28 In my view as at present there is no good legal or commercial reason for the court to give any advice to the Trustee at all because there is, on common ground at the bar table, no event of default and there will be no commercial risk, at least until 15 December. However, having gone this far I am loath to merely dismiss the summons. It seems to me that it may well be that between now and the end of term the events at any shareholders' meeting and in the Federal Court, the result of further consideration of these reasons by the Trustee and its advisers, that the summons can be further amended or a more precise question to be stated upon which judicial advice could be given.
29 I should have mentioned that apart from a limited partnership I was also assisted by Mr Justin Gleeson SC and Mr McGrath who appeared for the issuer and the guarantor. They were helpful in their submissions, though generally supported the plaintiff.

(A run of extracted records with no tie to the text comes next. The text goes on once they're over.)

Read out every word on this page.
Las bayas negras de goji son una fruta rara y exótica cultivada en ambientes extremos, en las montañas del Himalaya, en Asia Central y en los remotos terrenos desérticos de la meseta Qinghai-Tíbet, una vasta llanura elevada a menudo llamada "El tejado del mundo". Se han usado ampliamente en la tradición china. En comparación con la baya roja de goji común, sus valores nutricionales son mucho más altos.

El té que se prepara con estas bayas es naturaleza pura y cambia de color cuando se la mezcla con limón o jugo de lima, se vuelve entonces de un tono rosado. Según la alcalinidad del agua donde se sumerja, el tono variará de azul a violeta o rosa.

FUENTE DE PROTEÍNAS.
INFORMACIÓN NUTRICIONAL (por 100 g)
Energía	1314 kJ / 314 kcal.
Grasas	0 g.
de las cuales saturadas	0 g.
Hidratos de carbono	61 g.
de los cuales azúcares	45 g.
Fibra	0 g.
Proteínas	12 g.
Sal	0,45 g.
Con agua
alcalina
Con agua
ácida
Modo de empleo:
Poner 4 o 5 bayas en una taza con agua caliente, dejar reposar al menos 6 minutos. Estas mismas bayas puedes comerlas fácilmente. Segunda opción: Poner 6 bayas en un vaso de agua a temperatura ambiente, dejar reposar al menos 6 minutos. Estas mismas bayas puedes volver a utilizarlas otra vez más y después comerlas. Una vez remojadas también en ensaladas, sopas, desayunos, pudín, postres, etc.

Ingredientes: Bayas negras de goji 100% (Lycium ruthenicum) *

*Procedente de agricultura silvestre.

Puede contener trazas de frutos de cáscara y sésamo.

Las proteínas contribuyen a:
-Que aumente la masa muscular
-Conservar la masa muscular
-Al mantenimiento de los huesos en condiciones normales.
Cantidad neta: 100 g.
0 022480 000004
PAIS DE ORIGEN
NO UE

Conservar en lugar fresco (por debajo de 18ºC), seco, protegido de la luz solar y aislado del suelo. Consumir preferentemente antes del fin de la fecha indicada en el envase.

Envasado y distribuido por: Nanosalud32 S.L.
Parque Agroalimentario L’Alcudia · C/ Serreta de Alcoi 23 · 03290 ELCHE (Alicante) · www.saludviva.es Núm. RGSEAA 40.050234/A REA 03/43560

30 Mr Griffiths, who appeared for the plaintiff, said that one of the matters his client was very concerned about was that this matter would come to a head during vacation. He would then face the problem of a busy vacation Judge who may not have the time to consider the matter in full depth. I think this is a valid concern. However, the way to meet that concern is, I believe, to stand this matter over before me on 18 December at 10.00 am. I would hope that this summons, or any amended version, can be finalized and I would think that, in view of the submissions I have heard today, that should not take more than an hour or so.
31 Mr Pembroke has indicated that his client intends to take action. It seems to me that I should give liberty to Mr Pembroke's client or indeed anyone else who wishes to do so, to file a summons returnable before me at 10.00 am on 18 December so that directions can be made as to the progress of the matter and during vacation the evidence can be collected and if it is appropriate, the matter can go into the expedition list early in the new year.
32 I will not make any formal order but if anybody is in that situation, they can apply to my Associate and I, in chambers, will give leave to issue a summons returnable at short notice before me on 18 December on the basis that the plaintiff has at least two days notice. I repeat, I will not be hearing the summons on that date, I will be merely making directions and of course there is no obligation for anyone to file any summons at all. Our facilities for receiving summonses by email are so limited that I will expect a hard copy I can initial and which can be filed and the filing fee paid.
33 So accordingly, all I will do is stand the matter over part heard before me on 18 December at 10.00 am.